Pay someone to visit grandma?

5/9/2006

AMERICANS are just too busy, and here's proof: They can pay a new business to visit relatives in the nursing home.

When adult children live out of town and no one else is available, it might make sense to pay someone to go check on mom or dad in a nursing care center. But that doesn't seem to be the primary motivation of the Michigan woman, Sharon White of Rochester Hills, who started Bedside Notes LLC.

Judging from the sadness of many nursing home residents because their families rarely visit, most of her customers will probably be those who have relatives in a nursing home right in the same town, and who will pay for somebody else to do the visiting for them.
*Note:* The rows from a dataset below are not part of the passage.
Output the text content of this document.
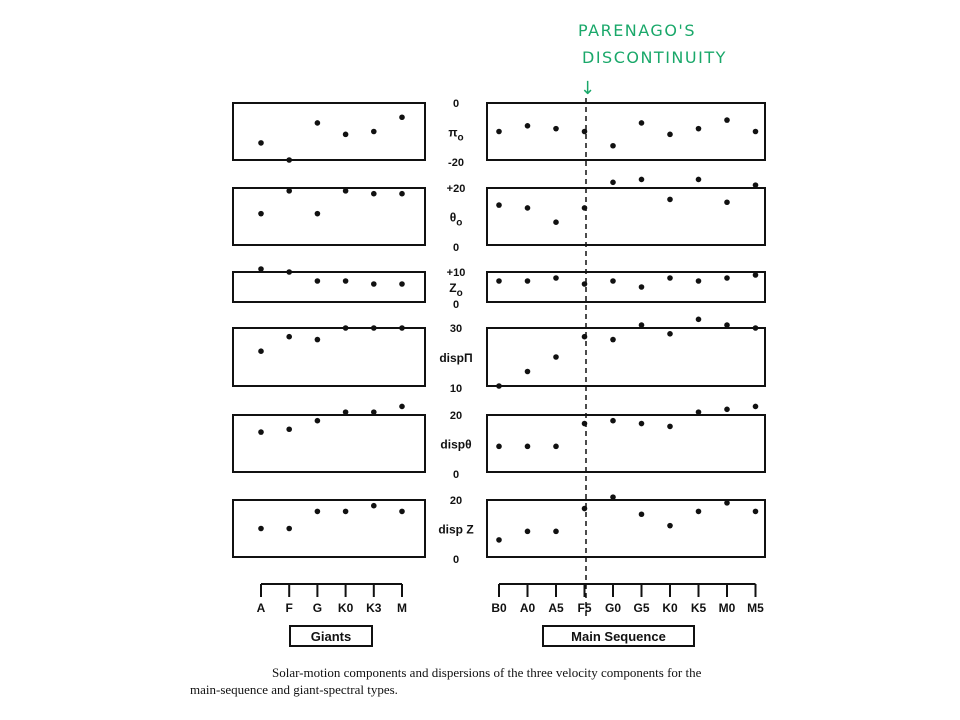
0
-20
$\pi_o$
+20
0
$\theta_o$
+10
0
$Z_o$
30
10
dispΠ
20
0
dispθ
20
0
disp Z
A F G K0 K3 M
Giants
B0 A0 A5 F5 G0 G5 K0 K5 M0 M5
Main Sequence
PARENAGO'S
DISCONTINUITY
↓

Solar-motion components and dispersions of the three velocity components for the
main-sequence and giant-spectral types.
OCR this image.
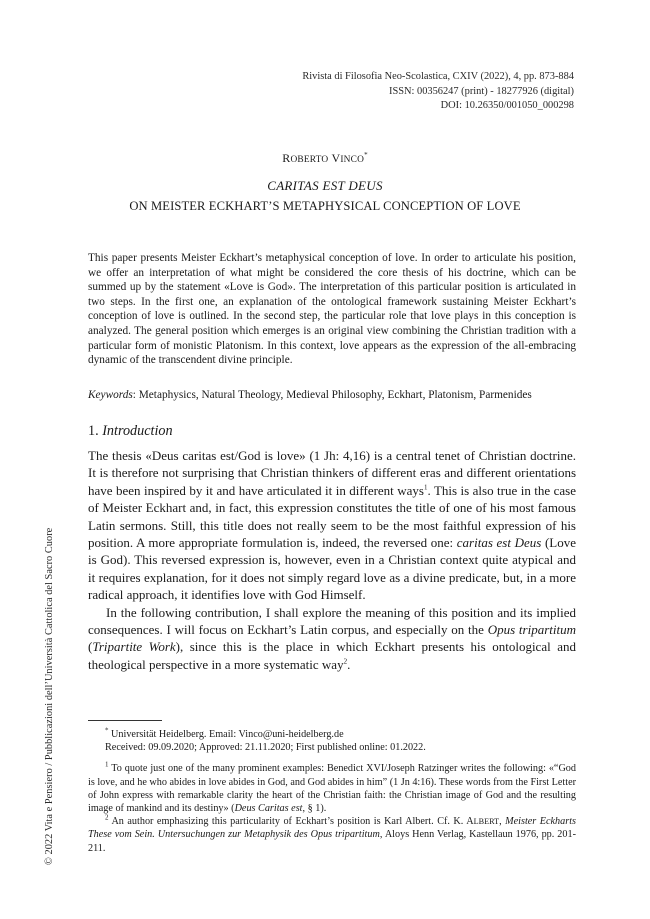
Rivista di Filosofia Neo-Scolastica, CXIV (2022), 4, pp. 873-884
ISSN: 00356247 (print) - 18277926 (digital)
DOI: 10.26350/001050_000298
ROBERTO VINCO*
CARITAS EST DEUS
ON MEISTER ECKHART’S METAPHYSICAL CONCEPTION OF LOVE
This paper presents Meister Eckhart’s metaphysical conception of love. In order to articulate his position, we offer an interpretation of what might be considered the core thesis of his doctrine, which can be summed up by the statement «Love is God». The interpretation of this particular position is articulated in two steps. In the first one, an explanation of the ontological framework sustaining Meister Eckhart’s conception of love is outlined. In the second step, the particular role that love plays in this conception is analyzed. The general position which emerges is an original view combining the Christian tradition with a particular form of monistic Platonism. In this context, love appears as the expression of the all-embracing dynamic of the transcendent divine principle.
Keywords: Metaphysics, Natural Theology, Medieval Philosophy, Eckhart, Platonism, Parmenides
1. Introduction

The thesis «Deus caritas est/God is love» (1 Jh: 4,16) is a central tenet of Christian doctrine. It is therefore not surprising that Christian thinkers of different eras and different orientations have been inspired by it and have articulated it in different ways$^1$. This is also true in the case of Meister Eckhart and, in fact, this expression constitutes the title of one of his most famous Latin sermons. Still, this title does not really seem to be the most faithful expression of his position. A more appropriate formulation is, indeed, the reversed one: caritas est Deus (Love is God). This reversed expression is, however, even in a Christian context quite atypical and it requires explanation, for it does not simply regard love as a divine predicate, but, in a more radical approach, it identifies love with God Himself.

In the following contribution, I shall explore the meaning of this position and its implied consequences. I will focus on Eckhart’s Latin corpus, and especially on the Opus tripartitum (Tripartite Work), since this is the place in which Eckhart presents his ontological and theological perspective in a more systematic way$^2$.

* Universität Heidelberg. Email: Vinco@uni-heidelberg.de

Received: 09.09.2020; Approved: 21.11.2020; First published online: 01.2022.

$^1$ To quote just one of the many prominent examples: Benedict XVI/Joseph Ratzinger writes the following: «“God is love, and he who abides in love abides in God, and God abides in him” (1 Jn 4:16). These words from the First Letter of John express with remarkable clarity the heart of the Christian faith: the Christian image of God and the resulting image of mankind and its destiny» (Deus Caritas est, § 1).

$^2$ An author emphasizing this particularity of Eckhart’s position is Karl Albert. Cf. K. ALBERT, Meister Eckharts These vom Sein. Untersuchungen zur Metaphysik des Opus tripartitum, Aloys Henn Verlag, Kastellaun 1976, pp. 201-211.

© 2022 Vita e Pensiero / Pubblicazioni dell’Università Cattolica del Sacro Cuore
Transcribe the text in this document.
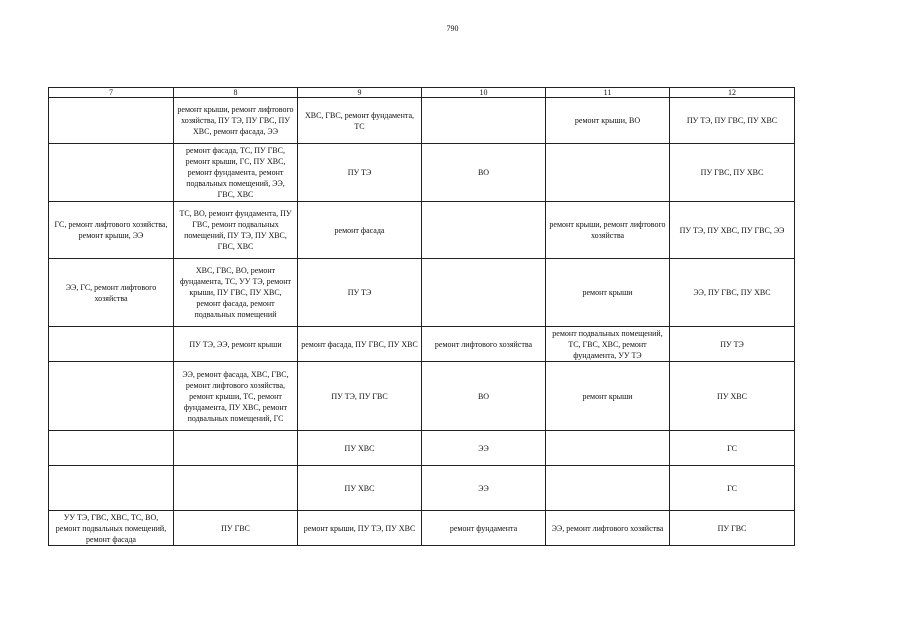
790
7	8	9	10	11	12
	ремонт крыши, ремонт лифтового хозяйства, ПУ ТЭ, ПУ ГВС, ПУ ХВС, ремонт фасада, ЭЭ	ХВС, ГВС, ремонт фундамента, ТС		ремонт крыши, ВО	ПУ ТЭ, ПУ ГВС, ПУ ХВС
	ремонт фасада, ТС, ПУ ГВС, ремонт крыши, ГС, ПУ ХВС, ремонт фундамента, ремонт подвальных помещений, ЭЭ, ГВС, ХВС	ПУ ТЭ	ВО		ПУ ГВС, ПУ ХВС
ГС, ремонт лифтового хозяйства, ремонт крыши, ЭЭ	ТС, ВО, ремонт фундамента, ПУ ГВС, ремонт подвальных помещений, ПУ ТЭ, ПУ ХВС, ГВС, ХВС	ремонт фасада		ремонт крыши, ремонт лифтового хозяйства	ПУ ТЭ, ПУ ХВС, ПУ ГВС, ЭЭ
ЭЭ, ГС, ремонт лифтового хозяйства	ХВС, ГВС, ВО, ремонт фундамента, ТС, УУ ТЭ, ремонт крыши, ПУ ГВС, ПУ ХВС, ремонт фасада, ремонт подвальных помещений	ПУ ТЭ		ремонт крыши	ЭЭ, ПУ ГВС, ПУ ХВС
	ПУ ТЭ, ЭЭ, ремонт крыши	ремонт фасада, ПУ ГВС, ПУ ХВС	ремонт лифтового хозяйства	ремонт подвальных помещений, ТС, ГВС, ХВС, ремонт фундамента, УУ ТЭ	ПУ ТЭ
	ЭЭ, ремонт фасада, ХВС, ГВС, ремонт лифтового хозяйства, ремонт крыши, ТС, ремонт фундамента, ПУ ХВС, ремонт подвальных помещений, ГС	ПУ ТЭ, ПУ ГВС	ВО	ремонт крыши	ПУ ХВС
		ПУ ХВС	ЭЭ		ГС
		ПУ ХВС	ЭЭ		ГС
УУ ТЭ, ГВС, ХВС, ТС, ВО, ремонт подвальных помещений, ремонт фасада	ПУ ГВС	ремонт крыши, ПУ ТЭ, ПУ ХВС	ремонт фундамента	ЭЭ, ремонт лифтового хозяйства	ПУ ГВС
This idea is further evidence of how impersonal our email-driven, iPod-consumed society is becoming.

Admittedly, looking after a relative in a hospital, assisted living facility, or nursing home can take an emotional toll. So it's understandable why some families are reluctant. In fact, that's how Ms. White came up with the business idea. She stepped in to help a relative caring for a loved one in a hospital.

Many families won't place ailing loved ones in nursing homes in the first place. However, not every family has that option, since providing care at home can be physically and emotionally draining.

When a loved one is in a home, the least relatives can do is make time to stop by and lift his or her spirits. Too many nursing home residents are unhappy because families come by so seldom. Paying someone to stand in as a surrogate strikes us as almost cruel.